UCSB hosted the biannual UC Radio Network Conference last Saturday, which entailed a series of events, speeches, workshops and one hell of an after-show.

Students and radio workers from all UCs came to the conference, which University of San Francisco’s Professor Dorothy Kidd keynoted. Several radio workshops commenced including titles such as “Music Directing in the Digital Age” and “Socially Aware Journalism.”

To cap the entire event, KCSB workers set up the conference’s after-show at the Isla Vista Co-op and music venue, the BIKO garage. The bill consisted of two local groups and ended with groups from UC Davis and UC San Diego.

When I walked into the garage, I was greeted with the sounds of Younger Shoulder, a three man jam band, one of whom was hopping around in his socks and providing screaming vocals.

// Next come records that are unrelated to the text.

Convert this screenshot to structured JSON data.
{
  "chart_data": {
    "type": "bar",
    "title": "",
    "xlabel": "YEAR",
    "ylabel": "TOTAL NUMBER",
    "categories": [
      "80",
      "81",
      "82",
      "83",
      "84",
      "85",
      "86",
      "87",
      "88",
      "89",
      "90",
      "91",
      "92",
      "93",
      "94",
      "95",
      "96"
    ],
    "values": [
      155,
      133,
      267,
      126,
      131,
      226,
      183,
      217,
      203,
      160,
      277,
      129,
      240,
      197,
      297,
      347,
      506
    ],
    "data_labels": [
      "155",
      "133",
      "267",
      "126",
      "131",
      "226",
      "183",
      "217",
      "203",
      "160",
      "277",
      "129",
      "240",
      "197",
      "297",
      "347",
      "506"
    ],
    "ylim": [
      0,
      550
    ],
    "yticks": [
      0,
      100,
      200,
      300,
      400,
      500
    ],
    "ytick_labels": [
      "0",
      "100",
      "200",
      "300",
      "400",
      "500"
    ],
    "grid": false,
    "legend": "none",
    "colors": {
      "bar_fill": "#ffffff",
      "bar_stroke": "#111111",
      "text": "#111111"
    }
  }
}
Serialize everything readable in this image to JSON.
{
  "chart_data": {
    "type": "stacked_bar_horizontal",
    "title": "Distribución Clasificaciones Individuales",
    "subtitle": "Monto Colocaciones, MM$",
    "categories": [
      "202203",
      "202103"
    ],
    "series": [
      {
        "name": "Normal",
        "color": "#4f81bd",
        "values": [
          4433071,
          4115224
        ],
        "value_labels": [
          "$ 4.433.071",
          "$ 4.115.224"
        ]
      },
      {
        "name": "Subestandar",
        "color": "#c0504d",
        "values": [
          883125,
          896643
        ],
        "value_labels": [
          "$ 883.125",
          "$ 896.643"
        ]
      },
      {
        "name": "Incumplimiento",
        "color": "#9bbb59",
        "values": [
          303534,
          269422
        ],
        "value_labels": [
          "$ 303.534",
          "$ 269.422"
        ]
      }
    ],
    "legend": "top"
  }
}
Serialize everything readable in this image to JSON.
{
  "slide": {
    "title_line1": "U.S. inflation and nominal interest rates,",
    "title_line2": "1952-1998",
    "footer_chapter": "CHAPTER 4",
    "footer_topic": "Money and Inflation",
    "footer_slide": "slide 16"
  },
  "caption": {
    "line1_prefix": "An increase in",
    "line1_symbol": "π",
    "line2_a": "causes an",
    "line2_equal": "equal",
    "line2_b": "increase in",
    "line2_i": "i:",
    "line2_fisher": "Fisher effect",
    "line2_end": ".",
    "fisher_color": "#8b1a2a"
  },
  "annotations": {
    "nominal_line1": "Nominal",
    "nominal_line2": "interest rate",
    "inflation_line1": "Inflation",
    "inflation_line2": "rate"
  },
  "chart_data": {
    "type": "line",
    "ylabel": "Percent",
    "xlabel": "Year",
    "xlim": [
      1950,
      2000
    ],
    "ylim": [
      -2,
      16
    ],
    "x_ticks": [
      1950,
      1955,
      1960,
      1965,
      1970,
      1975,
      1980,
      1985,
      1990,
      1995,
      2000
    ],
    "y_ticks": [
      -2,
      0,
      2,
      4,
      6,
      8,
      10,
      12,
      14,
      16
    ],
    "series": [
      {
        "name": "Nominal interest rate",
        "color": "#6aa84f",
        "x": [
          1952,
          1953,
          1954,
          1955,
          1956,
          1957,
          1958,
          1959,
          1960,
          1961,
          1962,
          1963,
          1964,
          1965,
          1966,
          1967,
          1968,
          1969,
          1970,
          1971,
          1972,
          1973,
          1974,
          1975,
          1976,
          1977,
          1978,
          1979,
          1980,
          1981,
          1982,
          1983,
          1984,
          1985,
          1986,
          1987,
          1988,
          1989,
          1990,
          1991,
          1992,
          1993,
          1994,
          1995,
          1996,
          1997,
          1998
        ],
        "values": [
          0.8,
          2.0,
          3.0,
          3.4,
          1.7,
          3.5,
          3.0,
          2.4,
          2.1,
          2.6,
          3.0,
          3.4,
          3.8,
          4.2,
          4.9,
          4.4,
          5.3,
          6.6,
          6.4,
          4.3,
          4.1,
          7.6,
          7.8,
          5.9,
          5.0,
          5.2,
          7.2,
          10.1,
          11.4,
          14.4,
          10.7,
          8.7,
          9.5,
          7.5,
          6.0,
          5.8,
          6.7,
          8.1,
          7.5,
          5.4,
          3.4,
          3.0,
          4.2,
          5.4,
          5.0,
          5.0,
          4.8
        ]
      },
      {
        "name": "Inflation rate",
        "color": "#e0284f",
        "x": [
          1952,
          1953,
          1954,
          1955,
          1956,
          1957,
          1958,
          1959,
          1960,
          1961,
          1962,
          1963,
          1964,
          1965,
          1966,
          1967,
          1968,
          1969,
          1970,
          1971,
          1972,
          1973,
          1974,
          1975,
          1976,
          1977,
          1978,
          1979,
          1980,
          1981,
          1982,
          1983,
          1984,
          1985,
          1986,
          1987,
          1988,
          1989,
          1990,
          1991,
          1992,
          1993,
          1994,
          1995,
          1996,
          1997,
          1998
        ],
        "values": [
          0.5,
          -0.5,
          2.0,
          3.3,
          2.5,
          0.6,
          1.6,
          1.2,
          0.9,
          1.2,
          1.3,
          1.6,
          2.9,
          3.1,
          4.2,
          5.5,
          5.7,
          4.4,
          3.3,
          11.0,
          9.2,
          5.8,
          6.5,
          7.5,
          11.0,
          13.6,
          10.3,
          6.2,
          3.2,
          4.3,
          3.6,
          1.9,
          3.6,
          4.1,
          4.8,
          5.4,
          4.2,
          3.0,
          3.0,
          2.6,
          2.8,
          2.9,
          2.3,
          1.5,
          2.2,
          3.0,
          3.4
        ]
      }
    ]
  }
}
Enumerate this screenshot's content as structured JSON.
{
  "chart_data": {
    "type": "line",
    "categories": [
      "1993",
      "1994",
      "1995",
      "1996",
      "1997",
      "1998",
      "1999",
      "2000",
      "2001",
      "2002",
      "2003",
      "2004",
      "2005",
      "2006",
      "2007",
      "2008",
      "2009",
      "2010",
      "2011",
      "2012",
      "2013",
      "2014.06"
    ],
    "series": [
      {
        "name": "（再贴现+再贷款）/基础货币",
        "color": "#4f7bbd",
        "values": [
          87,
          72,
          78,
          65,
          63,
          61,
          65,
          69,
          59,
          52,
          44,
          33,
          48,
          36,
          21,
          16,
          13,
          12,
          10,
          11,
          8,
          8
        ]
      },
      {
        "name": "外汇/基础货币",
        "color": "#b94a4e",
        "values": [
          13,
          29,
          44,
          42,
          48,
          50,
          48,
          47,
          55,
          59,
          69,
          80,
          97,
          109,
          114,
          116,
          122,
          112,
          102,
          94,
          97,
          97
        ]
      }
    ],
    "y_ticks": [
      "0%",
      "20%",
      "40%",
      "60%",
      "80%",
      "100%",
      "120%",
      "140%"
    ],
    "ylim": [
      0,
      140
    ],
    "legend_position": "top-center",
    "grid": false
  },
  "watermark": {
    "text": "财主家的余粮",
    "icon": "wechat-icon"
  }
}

The other members of the band also created a rather odd but attractive aesthetic, as the guitarist concentrated deeply on his instrument and musical combination of distorted guitar and wah-wah pedals (two things I didn’t know could conceivably go together), and the keyboardist played heavy and almost primal riffs while gleefully smiling at his band mates. Despite the fact that many audience members used this time to take a smoke break and escape the sheer amplification of the group’s music, Younger Shoulder responded in regular independent music fashion by not really caring, completely enrapt in their own groove.

The next, short set by I.V.’s own Watercolor Paintings provided an amusing juxtaposition to its preceding act. Normally a trio but performing as a duet due to a band member’s cold, the group was refreshing and surprisingly pleasant to watch, despite their pretty stoic stage presence. The members’ sweet female voices were aided tastefully by the simple accompaniment of one guitar. The duo played a charming set full of Joanna Newsome-inspired vocals and accessible love songs.

Making for yet another stark musical contrast, a brooding group of men standing at the back of the garage turned out to be the next act: UC Davis’ Monterey Babe Aquarium (yeah, I know their name is awesome). The three band members sat at three keyboards, playing individual lines that ranged from minimalist to cluttered, while quietly drawing out their vocals.

What I found most surprising about the UC Davis drone band was that though they had self-reportedly only played three concerts, the group performed with astute finesse at the after-party. A large majority of the audience stayed for the entire set, and I can’t imagine all of them were experienced connoisseurs of the experimental sound.

KCSB and the BIKO garage operators definitely picked the right band to round off the night. With a mix of real and sarcastic charm, UC San Diego’s pop duo Jamuel Saxon kicked off their set with their front man shedding a dowdy sweatshirt in favor of an Aladdin-inspired glitter vest, and informing the BIKO on-lookers that they were, “The best fucking audience ever” after about three minutes of music.

Still, however premature his tactic was for revving up the audience, it seemed to work. After a night full of audience members standing around somberly, Jamuel Saxon succeeded in getting the BIKO crowd to dance. Keith Milgaten, the group’s keyboardist and vocalist, seemed to get good vibes from the audience. In fact, he seemed to never want to leave the stage. After happily saying the phrase, “Okay, this is our last song,” about four different times, the front man ended his set by playfully putting down the mic and suggesting that we all “hit up a few frats.”

Saturday’s show was sometimes thought provoking, sometimes enjoyable and always interesting. I can only hope this demonstration of diversity in music continues to be reflected in KCSB and all other UC radio networks.